Marketwatch lists Six Brutal Facts About Your Nest Egg. Minyanville talks about deflation and effects thereof - read that one, Kevin's pretty good, and talks a lot about societal mood. Mish does too, tho' to my mind less convincingly. Oh, and since the election, I've seen a lot more GOP-conservatives trying to paint this scenario as Atlas Shrugged and themselves as Randians. Sorry, fuckers, you can't spend a decade and a half being Paul Larkin and then spin 'round and declare yourselves the heirs of Dagny Taggart. Stop masturbating and start facing reality, if that's even possible.

Societe Generale's Albert Edwards says the US is likely to face a depression, and to sell any stock rally. Oh, and by the way, China could implode fiercely, and a likely alternative to that is a global trade war with China. So now both sides of the Atlantic are making implosion calls for each other, and saying the Pacific will implode too. (The last time I saw intelligence reports like that,* both sides were right. Not cheery!) And Hugh Hendry of Eclectica told CNBC that there is no money waiting on the sidelines - it's a myth; don't expect that rescue.

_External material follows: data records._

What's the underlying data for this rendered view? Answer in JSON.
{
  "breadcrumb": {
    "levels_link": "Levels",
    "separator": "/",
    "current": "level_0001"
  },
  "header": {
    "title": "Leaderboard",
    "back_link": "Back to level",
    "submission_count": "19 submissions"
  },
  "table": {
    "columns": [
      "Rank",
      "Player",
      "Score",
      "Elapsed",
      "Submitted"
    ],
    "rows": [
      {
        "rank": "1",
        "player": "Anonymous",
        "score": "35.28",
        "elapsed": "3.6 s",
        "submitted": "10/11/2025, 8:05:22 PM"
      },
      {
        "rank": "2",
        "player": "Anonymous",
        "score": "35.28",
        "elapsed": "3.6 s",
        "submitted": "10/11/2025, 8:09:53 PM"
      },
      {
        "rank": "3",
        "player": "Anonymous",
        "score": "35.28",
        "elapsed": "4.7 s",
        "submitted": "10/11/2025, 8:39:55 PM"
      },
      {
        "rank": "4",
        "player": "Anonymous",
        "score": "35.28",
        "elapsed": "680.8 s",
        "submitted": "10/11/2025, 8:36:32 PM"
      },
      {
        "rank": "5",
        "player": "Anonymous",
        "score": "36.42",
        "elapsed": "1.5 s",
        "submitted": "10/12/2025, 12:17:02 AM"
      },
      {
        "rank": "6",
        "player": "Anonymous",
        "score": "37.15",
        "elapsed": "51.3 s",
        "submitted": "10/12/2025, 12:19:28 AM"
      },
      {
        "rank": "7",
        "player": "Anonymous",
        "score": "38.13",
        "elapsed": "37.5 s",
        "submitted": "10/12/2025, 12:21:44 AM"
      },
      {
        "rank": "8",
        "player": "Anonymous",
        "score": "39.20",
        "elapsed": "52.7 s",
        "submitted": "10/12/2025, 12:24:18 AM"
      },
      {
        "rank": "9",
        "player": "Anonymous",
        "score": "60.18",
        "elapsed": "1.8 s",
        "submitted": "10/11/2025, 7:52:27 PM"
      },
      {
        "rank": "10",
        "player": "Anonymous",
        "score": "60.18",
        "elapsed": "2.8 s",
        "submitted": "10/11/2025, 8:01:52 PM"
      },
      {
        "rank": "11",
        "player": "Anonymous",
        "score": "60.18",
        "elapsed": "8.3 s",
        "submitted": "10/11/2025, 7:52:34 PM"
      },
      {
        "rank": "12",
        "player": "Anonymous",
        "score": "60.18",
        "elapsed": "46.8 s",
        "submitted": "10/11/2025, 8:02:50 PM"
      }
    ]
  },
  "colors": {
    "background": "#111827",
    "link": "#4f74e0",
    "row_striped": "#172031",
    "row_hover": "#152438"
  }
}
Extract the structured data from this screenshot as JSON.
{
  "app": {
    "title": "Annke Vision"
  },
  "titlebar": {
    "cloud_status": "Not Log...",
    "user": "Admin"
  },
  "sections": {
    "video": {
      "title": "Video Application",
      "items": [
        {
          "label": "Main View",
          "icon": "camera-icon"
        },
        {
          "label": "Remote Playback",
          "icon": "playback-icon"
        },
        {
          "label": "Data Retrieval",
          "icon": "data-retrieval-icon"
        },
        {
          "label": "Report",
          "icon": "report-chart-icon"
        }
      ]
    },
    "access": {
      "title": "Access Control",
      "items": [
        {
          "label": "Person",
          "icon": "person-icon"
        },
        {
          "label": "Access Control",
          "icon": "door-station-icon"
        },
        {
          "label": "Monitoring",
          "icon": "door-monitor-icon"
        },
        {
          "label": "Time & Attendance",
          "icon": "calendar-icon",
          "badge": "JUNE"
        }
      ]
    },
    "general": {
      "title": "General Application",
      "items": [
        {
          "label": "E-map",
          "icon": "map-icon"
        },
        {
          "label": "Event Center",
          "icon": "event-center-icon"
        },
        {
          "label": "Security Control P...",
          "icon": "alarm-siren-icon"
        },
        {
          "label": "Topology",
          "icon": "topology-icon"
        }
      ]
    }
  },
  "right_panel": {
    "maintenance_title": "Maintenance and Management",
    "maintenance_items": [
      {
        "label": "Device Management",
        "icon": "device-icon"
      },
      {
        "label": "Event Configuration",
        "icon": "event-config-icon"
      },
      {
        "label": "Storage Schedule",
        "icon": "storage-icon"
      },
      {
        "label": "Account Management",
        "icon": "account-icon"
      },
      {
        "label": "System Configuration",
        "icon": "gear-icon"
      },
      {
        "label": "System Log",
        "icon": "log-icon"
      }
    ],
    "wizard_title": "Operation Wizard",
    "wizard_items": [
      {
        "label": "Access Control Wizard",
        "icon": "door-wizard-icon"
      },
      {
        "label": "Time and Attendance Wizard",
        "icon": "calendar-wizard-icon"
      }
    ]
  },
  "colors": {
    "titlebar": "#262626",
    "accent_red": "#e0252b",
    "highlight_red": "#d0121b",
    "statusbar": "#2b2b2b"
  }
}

On the other hand, the stock market failed to break through December lows on Thursday, so that's something. (The only thing lower was the crash close print in late November, in the mid-7000s on the Dow, so under that you nave no support.) Is tonight's BoA action what daytraders refer to as a sticksave? If so, well, those have not been lasting more than a couple of days. So good luck, and enjoy the long weekend.


*: 1913. Austria-Hungary and Imperial Russia. Long story.